Darüber hinaus setzte Picken im Bonner Münster geistliche Akzente, zum Beispiel mit Predigten in der Fasten- und Adventszeit. Die Tradition solcher Predigtreihen pflegte er bereits als Pfarrer von Bad Godesberg. Ein herausragendes geistliches Ereignis für Bad Godesberg war die von ihm begründete „Bad Godesberger Wallfahrt“, an der jedes Jahr bis zu 1500 Gläubige teilnahmen. Darüber hinaus bot Picken als Pilgerleiter und geistlicher Begleiter Pilgerreisen und Wallfahrten ins Ausland an.

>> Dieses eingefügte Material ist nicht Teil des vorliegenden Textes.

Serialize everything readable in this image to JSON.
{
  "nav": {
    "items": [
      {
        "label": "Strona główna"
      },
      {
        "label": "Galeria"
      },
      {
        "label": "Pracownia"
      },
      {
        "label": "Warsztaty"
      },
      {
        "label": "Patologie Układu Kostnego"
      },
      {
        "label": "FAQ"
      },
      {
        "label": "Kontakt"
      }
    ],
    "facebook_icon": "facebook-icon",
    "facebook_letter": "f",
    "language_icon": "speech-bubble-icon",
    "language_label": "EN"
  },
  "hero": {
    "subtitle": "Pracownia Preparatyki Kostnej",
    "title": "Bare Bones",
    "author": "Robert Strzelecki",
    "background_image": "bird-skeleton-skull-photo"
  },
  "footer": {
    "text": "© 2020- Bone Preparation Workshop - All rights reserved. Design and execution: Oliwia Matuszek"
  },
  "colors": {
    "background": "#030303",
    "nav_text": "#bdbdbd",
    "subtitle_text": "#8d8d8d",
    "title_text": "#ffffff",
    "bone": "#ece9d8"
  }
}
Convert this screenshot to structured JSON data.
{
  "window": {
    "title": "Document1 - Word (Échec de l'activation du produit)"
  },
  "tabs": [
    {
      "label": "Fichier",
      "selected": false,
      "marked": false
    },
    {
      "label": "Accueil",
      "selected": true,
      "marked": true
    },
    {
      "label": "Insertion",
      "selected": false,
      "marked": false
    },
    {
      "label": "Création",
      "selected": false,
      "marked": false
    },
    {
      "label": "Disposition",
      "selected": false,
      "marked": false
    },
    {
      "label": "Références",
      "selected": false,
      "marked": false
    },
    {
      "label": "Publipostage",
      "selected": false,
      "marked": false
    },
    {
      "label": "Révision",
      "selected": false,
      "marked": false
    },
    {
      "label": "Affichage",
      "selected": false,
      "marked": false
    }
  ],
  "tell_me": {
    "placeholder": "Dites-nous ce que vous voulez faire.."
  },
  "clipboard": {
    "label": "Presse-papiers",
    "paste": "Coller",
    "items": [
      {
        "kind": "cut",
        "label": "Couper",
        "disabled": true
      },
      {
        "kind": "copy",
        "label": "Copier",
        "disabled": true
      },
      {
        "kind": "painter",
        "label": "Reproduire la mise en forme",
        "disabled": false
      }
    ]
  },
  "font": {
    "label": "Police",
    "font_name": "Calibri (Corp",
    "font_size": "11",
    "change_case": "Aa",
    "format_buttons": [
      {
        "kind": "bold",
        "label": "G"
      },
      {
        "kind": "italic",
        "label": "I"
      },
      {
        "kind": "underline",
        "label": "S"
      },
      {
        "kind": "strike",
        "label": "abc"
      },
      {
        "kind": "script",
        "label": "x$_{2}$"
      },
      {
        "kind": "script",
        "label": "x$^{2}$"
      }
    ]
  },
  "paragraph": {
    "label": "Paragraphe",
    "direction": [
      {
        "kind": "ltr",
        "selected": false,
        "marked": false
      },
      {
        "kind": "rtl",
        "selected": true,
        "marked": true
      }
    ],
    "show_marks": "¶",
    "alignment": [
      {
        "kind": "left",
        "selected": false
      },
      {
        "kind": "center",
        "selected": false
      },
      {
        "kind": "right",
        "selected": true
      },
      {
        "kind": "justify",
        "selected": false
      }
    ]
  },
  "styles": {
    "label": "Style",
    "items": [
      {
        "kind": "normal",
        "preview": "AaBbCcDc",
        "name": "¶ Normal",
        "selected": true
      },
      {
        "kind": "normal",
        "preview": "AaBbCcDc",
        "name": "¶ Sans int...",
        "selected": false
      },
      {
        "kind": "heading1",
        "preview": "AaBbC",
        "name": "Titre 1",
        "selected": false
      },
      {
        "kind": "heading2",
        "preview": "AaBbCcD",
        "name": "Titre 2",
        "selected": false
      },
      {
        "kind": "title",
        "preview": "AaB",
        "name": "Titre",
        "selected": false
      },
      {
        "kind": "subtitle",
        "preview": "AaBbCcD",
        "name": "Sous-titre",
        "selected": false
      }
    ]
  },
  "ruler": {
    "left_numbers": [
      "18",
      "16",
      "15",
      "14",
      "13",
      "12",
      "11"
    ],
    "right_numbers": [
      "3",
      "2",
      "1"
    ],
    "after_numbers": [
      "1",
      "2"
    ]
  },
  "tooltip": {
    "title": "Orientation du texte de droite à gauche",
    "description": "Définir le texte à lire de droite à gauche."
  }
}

Wichtig war Picken das Engagement als Sterbe- und Trauerbegleiter in der Hospizbewegung. Er war Verfasser des 2000 erschienen Buches „Abschied nehmen vom Leben“. Picken absolvierte eine Fortbildung zum Trauer-, Verlust- und Hinterbliebenenbegleiter. 2001 gründete Picken in Bergisch Gladbach Refrath das erste „Integrierte Hospiz“ in der Altenpflege, zwei weitere folgten in Bad Godesberg. Die „Integrierten Hospize“ wurden mit dem „Altenheim Zukunftspreis 2009“ ausgezeichnet. Er ermöglichte einen „ambulanten Palliativdienst“ für Bad Godesberg. 2019 gab er den Gründungsimpuls für eine „Ambulanten Demenzhilfe“. 2005 stiftete Picken die „Bürgerstiftung Rheinviertel“, die bis heute Hospiz- und Sterbebegleitung ermöglicht, Kindertagesstätten unterhält, Jugendarbeit ermöglicht und weitere soziale Projekte unterstützt. Auch widmet sie sich intensiv dem Thema der „Inklusion“. Die Stiftung konnte zu einem von Bürgern getragenen Sozialunternehmen heranwachsen. Mit dem Dienstantritt als Stadtdechant von Bonn war er aus dem Vorstand ausgeschieden und wurde zum Ehrenvorsitzenden des Kuratoriums auf Lebenszeit ernannt. Seit dem Amtsantritt als Münsterpfarrer war er Vorstandsmitglied der „Münster-Stiftung“. Die ursprünglich für bauliche Erfordernisse der Münsterkirche gegründete Stiftung soll auf seine Initiative hin ihre Zwecke um soziale und pastorale Aufgaben in Münstergemeinde und Stadtpastoral erweitern.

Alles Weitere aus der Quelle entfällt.